With this review the authors aim to outline the critical issues and challenges in the treatments of Mab infections. The topic is highly relevant due to the increasing issue of NTM infections, particularly of Mab. After a brief overview of the virulence factors and pathogenicity of Mab, they describe the different typology of NTM infection, with a particular focus on the host conditions that favor such infections. Finally, the possible new treatment strategies and the advancements in preclinical models are reported.

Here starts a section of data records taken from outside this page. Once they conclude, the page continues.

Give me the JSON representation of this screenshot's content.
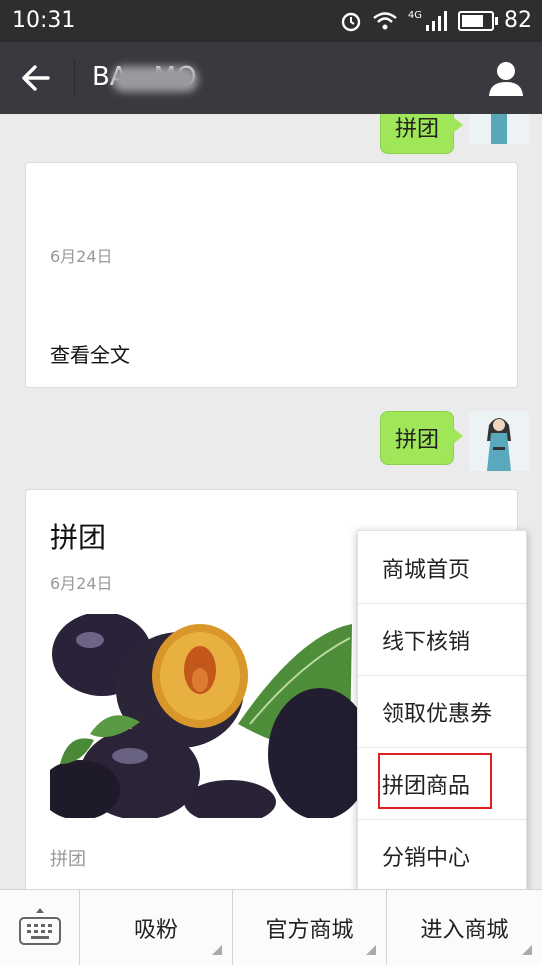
{
  "status": {
    "time": "10:31",
    "network": "4G",
    "battery": "82",
    "battery_level": 0.82
  },
  "header": {
    "title": "BA…MO",
    "back_icon": "back-arrow-icon",
    "profile_icon": "person-icon"
  },
  "chat": {
    "messages": [
      {
        "type": "text",
        "text": "拼团"
      },
      {
        "type": "article",
        "date": "6月24日",
        "link": "查看全文"
      },
      {
        "type": "text",
        "text": "拼团"
      },
      {
        "type": "article",
        "title": "拼团",
        "date": "6月24日",
        "tag": "拼团"
      }
    ]
  },
  "menu": {
    "items": [
      "商城首页",
      "线下核销",
      "领取优惠券",
      "拼团商品",
      "分销中心"
    ],
    "highlighted": "拼团商品",
    "highlight_color": "#e02020"
  },
  "bottom_bar": {
    "keyboard_icon": "keyboard-icon",
    "tabs": [
      "吸粉",
      "官方商城",
      "进入商城"
    ]
  },
  "colors": {
    "accent_bubble": "#9fe658",
    "header_bg": "#393a3f"
  }
}
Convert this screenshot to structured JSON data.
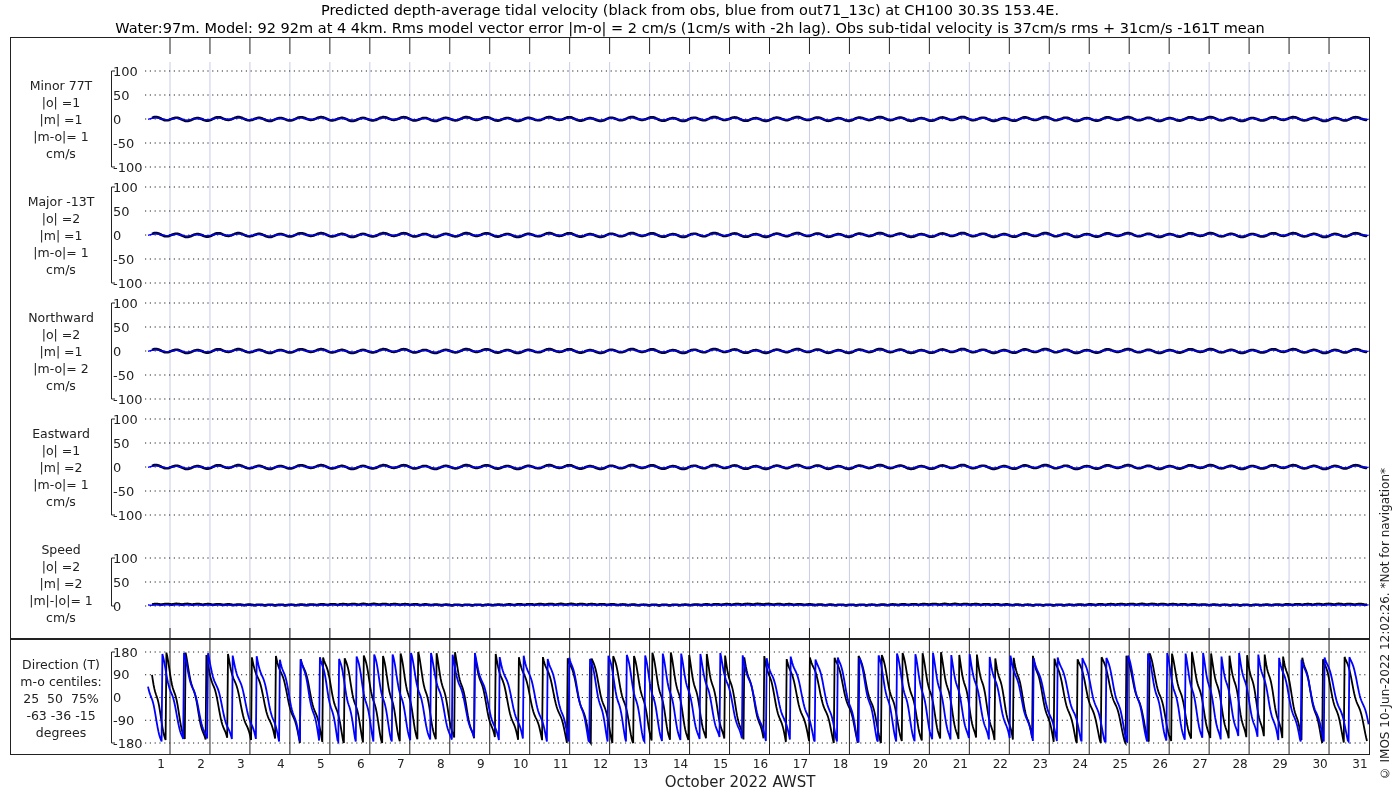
{
  "title_lines": [
    "Predicted depth-average tidal velocity (black from obs, blue from out71_13c) at CH100 30.3S 153.4E.",
    "Water:97m. Model: 92 92m at 4 4km. Rms model vector error |m-o| = 2 cm/s (1cm/s with -2h lag). Obs sub-tidal velocity is 37cm/s rms + 31cm/s -161T mean"
  ],
  "panels": [
    {
      "kind": "velocity",
      "label_lines": [
        "Minor 77T",
        "|o| =1",
        "|m| =1",
        "|m-o|= 1",
        "cm/s"
      ],
      "yticks": [
        "100",
        "50",
        "0",
        "-50",
        "-100"
      ],
      "traces": [
        {
          "color": "#000000"
        },
        {
          "color": "#0000ff"
        }
      ]
    },
    {
      "kind": "velocity",
      "label_lines": [
        "Major -13T",
        "|o| =2",
        "|m| =1",
        "|m-o|= 1",
        "cm/s"
      ],
      "yticks": [
        "100",
        "50",
        "0",
        "-50",
        "-100"
      ],
      "traces": [
        {
          "color": "#000000"
        },
        {
          "color": "#0000ff"
        }
      ]
    },
    {
      "kind": "velocity",
      "label_lines": [
        "Northward",
        "|o| =2",
        "|m| =1",
        "|m-o|= 2",
        "cm/s"
      ],
      "yticks": [
        "100",
        "50",
        "0",
        "-50",
        "-100"
      ],
      "traces": [
        {
          "color": "#000000"
        },
        {
          "color": "#0000ff"
        }
      ]
    },
    {
      "kind": "velocity",
      "label_lines": [
        "Eastward",
        "|o| =1",
        "|m| =2",
        "|m-o|= 1",
        "cm/s"
      ],
      "yticks": [
        "100",
        "50",
        "0",
        "-50",
        "-100"
      ],
      "traces": [
        {
          "color": "#000000"
        },
        {
          "color": "#0000ff"
        }
      ]
    },
    {
      "kind": "speed",
      "label_lines": [
        "Speed",
        "|o| =2",
        "|m| =2",
        "|m|-|o|= 1",
        "cm/s"
      ],
      "yticks": [
        "100",
        "50",
        "0"
      ],
      "traces": [
        {
          "color": "#000000"
        },
        {
          "color": "#0000ff"
        }
      ]
    },
    {
      "kind": "direction",
      "label_lines": [
        "Direction (T)",
        "m-o centiles:",
        "25  50  75%",
        "-63 -36 -15",
        "degrees"
      ],
      "yticks": [
        "180",
        "90",
        "0",
        "-90",
        "-180"
      ],
      "traces": [
        {
          "color": "#000000"
        },
        {
          "color": "#0000ff"
        }
      ]
    }
  ],
  "x_ticks": [
    "1",
    "2",
    "3",
    "4",
    "5",
    "6",
    "7",
    "8",
    "9",
    "10",
    "11",
    "12",
    "13",
    "14",
    "15",
    "16",
    "17",
    "18",
    "19",
    "20",
    "21",
    "22",
    "23",
    "24",
    "25",
    "26",
    "27",
    "28",
    "29",
    "30",
    "31"
  ],
  "xlabel": "October 2022 AWST",
  "side_note": "© IMOS 10-Jun-2022 12:02:26. *Not for navigation*"
}
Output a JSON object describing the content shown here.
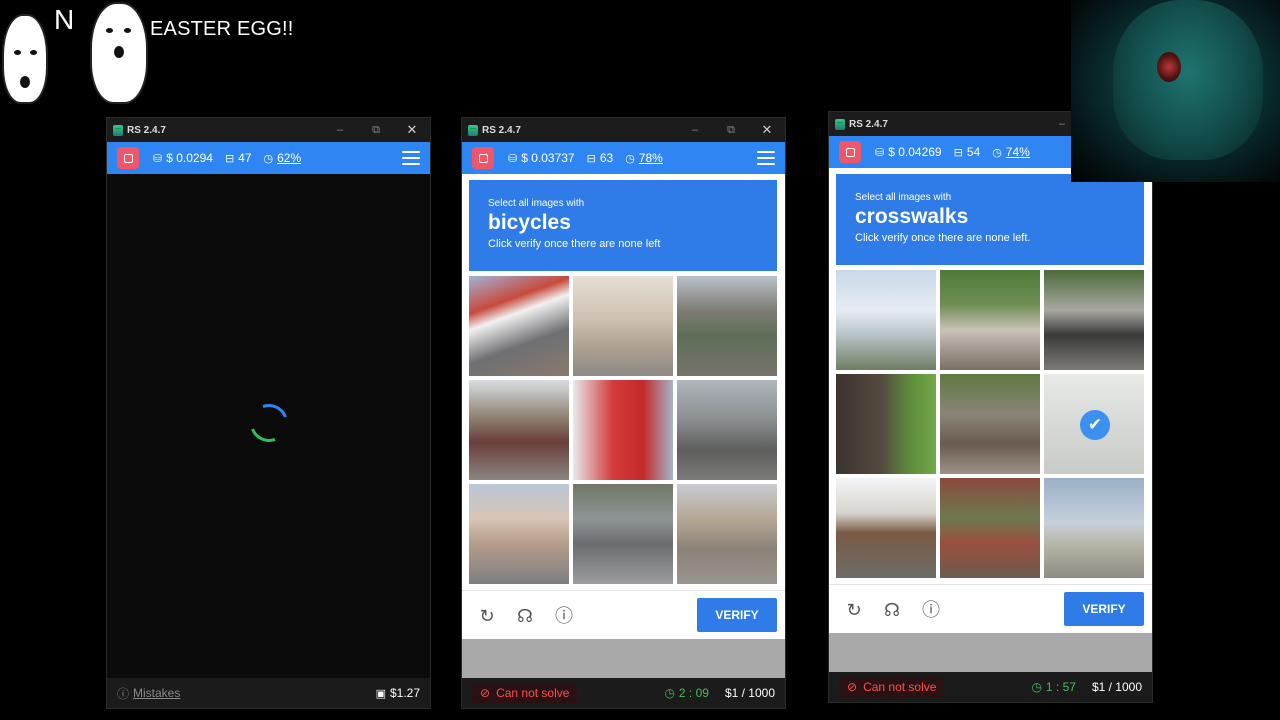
{
  "overlay": {
    "letter": "N",
    "caption": "EASTER EGG!!"
  },
  "windows": [
    {
      "title": "RS 2.4.7",
      "balance": "$ 0.0294",
      "count": "47",
      "accuracy": "62%",
      "footer_left": "Mistakes",
      "footer_right": "$1.27"
    },
    {
      "title": "RS 2.4.7",
      "balance": "$ 0.03737",
      "count": "63",
      "accuracy": "78%",
      "captcha": {
        "line1": "Select all images with",
        "target": "bicycles",
        "line3": "Click verify once there are none left",
        "verify_label": "VERIFY"
      },
      "footer_left": "Can not solve",
      "timer": "2 : 09",
      "counter": "$1 / 1000"
    },
    {
      "title": "RS 2.4.7",
      "balance": "$ 0.04269",
      "count": "54",
      "accuracy": "74%",
      "captcha": {
        "line1": "Select all images with",
        "target": "crosswalks",
        "line3": "Click verify once there are none left.",
        "verify_label": "VERIFY"
      },
      "footer_left": "Can not solve",
      "timer": "1 : 57",
      "counter": "$1 / 1000"
    }
  ],
  "icons": {
    "coins": "⛁",
    "chat": "⊟",
    "clock": "◷",
    "info": "ⓘ",
    "wallet": "▣",
    "ban": "⊘",
    "refresh": "↻",
    "headphones": "☊",
    "check": "✔",
    "minimize": "–",
    "restore": "⧉",
    "close": "✕"
  },
  "colors": {
    "accent": "#2f86f3",
    "stop": "#f0566a",
    "error": "#ff4f4f",
    "timer": "#3fbf5f"
  }
}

Overall, the review appears quite unbalanced, focusing more on the hosts and on its predisposing conditions to infection, rather than on the pathogen or on the host-pathogen interaction. Considering the aim and scope of the journal, it would take a more detailed discussion about virulence factors, biofilm, mechanisms of resistance as well as their consequence on the interaction with the host.

The manuscript should be better organized and with more accuracy:

1. In title, keywords and abstract, It would be better to use Mycobacterium abscessus rather than Mycobacterium abscesses

Response: This has been corrected.

2. There is a table missing: in line 45-46 the authors state: “The opportunistic slow 44 growers include the M. avium complex (MAC), with several different species including M. avium, M. intracellulare subsp intracellulare and subsp chimaera, among others listed in Table 1.” But table 1 reports the Major known mechanisms that predispose to NTM-LD. Anyway, table 1 is not in the correct position.

Response: The reference to Table 1 was inadvertently included and has been removed.

3. The legend of figure 2 should be more detailed and the figure better explained. For instance, this figure presents several abbreviations that are not defined.

Response: More extensive text related to Figure 2 is included within the text.

4. The references are not reported in a homogeneous form, in some cases as authors and years i.e.: (Johansen et al., 2020) in other as number (30), or in an undefined mode (Fibrosis, 1999).

Response: All references have been corrected and are homogenous.   

5. In the reference list some are incomplete (missing volume, pages or article number……..) i.e. 1,2, 5, 27, 98……. Some references are incorrectly reported (i.e. 55, 112) Moreover some references are not pertinent, ie. ref 112. Moreover, the style is completely not homogeneous.

Response: All references have now been corrected and the style is consistent and homogenous.  

Round 2

Reviewer 1 Report

The authors did not answer and/or correct their manuscript as requested previously. For example, they added only a reference without any explanation regarding the nomenclature changes, which  is not enough.

Reviewer 4 Report

The revised form of the manuscript is suitable for pubblication.